Su iglesia, la capilla Tchoupitoulas, se encuentra a un par de millas al norte de la planta química DuPont-Denka, que hace neopreno (la caucho sintético (utilizado en trajes de neopreno, por ejemplo) y is notorio por su tóxico emisión,El edificio no solo ha servido como iglesia, sino también como lugar de encuentro para activistas comunitarios y medioambientales que luchan por un aire limpio.
El pastor Murphy me contó por teléfono, tras regresar a la iglesia por primera vez desde su evacuación antes de la tormenta, que él y su esposa quedaron atónitos al descubrir que la única parte de la iglesia que no había sufrido daños era el santuario, donde el grupo comunitario Ciudadanos Preocupados de San Juan Bautista comenzó a reunirse a finales de 2016. Se habían congregado en la iglesia después de enterarse de que su comunidad había estado expuesta al cloropreno, una sustancia química que la Agencia de Protección Ambiental de Estados Unidos (EPA) ha determinado como probable carcinógeno para los humanos. Los daños a la iglesia y a la comunidad los dejaron casi sin palabras, me dijo Murphy.
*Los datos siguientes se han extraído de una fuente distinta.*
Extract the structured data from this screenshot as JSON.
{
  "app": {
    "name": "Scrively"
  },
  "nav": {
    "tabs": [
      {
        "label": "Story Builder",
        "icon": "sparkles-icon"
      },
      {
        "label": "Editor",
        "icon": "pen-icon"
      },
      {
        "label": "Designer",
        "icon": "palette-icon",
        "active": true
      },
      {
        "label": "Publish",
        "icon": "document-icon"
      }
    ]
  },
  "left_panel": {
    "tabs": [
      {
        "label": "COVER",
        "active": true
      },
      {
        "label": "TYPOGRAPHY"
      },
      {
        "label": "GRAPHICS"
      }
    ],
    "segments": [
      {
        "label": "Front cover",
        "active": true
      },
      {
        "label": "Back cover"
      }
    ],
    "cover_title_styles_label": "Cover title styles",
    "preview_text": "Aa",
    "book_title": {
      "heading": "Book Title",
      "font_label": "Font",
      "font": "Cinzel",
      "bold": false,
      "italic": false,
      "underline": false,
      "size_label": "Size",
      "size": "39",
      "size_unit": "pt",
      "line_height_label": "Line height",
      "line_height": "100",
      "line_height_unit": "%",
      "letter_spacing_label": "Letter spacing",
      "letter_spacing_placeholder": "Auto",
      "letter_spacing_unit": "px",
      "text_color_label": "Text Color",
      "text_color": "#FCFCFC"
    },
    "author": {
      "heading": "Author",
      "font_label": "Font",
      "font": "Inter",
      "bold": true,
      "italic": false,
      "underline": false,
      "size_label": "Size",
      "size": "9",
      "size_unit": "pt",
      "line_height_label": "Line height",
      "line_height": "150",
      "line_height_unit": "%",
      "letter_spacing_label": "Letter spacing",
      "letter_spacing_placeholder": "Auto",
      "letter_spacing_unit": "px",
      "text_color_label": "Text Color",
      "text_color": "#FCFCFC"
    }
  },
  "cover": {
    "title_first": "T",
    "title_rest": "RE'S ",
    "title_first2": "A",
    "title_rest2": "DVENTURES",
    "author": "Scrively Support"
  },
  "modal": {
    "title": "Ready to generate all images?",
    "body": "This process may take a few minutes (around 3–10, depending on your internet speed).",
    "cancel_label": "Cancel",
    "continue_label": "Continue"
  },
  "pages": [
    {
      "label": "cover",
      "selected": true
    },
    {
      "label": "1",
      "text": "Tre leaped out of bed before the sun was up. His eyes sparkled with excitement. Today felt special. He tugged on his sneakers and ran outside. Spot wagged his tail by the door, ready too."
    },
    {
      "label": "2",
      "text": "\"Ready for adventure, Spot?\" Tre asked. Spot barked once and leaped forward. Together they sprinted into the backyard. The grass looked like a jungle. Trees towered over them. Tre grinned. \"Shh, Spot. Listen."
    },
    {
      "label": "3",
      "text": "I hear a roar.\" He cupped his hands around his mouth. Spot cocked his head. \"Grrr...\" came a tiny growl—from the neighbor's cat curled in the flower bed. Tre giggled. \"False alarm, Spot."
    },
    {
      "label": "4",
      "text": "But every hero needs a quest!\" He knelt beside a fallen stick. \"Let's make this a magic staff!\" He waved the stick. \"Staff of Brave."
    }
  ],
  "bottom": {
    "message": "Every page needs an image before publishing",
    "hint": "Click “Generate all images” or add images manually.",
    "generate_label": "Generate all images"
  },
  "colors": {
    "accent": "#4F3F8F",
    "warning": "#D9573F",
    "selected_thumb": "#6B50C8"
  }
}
La planta de Denka Performance Elastomer se encuentra en LaPlace, Luisiana, en la parroquia de St. John the Baptist, junto a Reserve, en medio de una zona conocida internacionalmente como el "Corredor del Cáncer" y que se vio gravemente afectada por el huracán Ida. Este huracán de categoría 4 provocó inundaciones que pusieron en peligro la vida de los residentes de LaPlace. Casi toda la parroquia sigue sin agua ni electricidad. (Datos del viernes por la noche, procedentes de PowerOutage.US). showed En la parroquia de San Juan Bautista, 19,371 clientes permanecían sin electricidad, de un total de 19,752 clientes.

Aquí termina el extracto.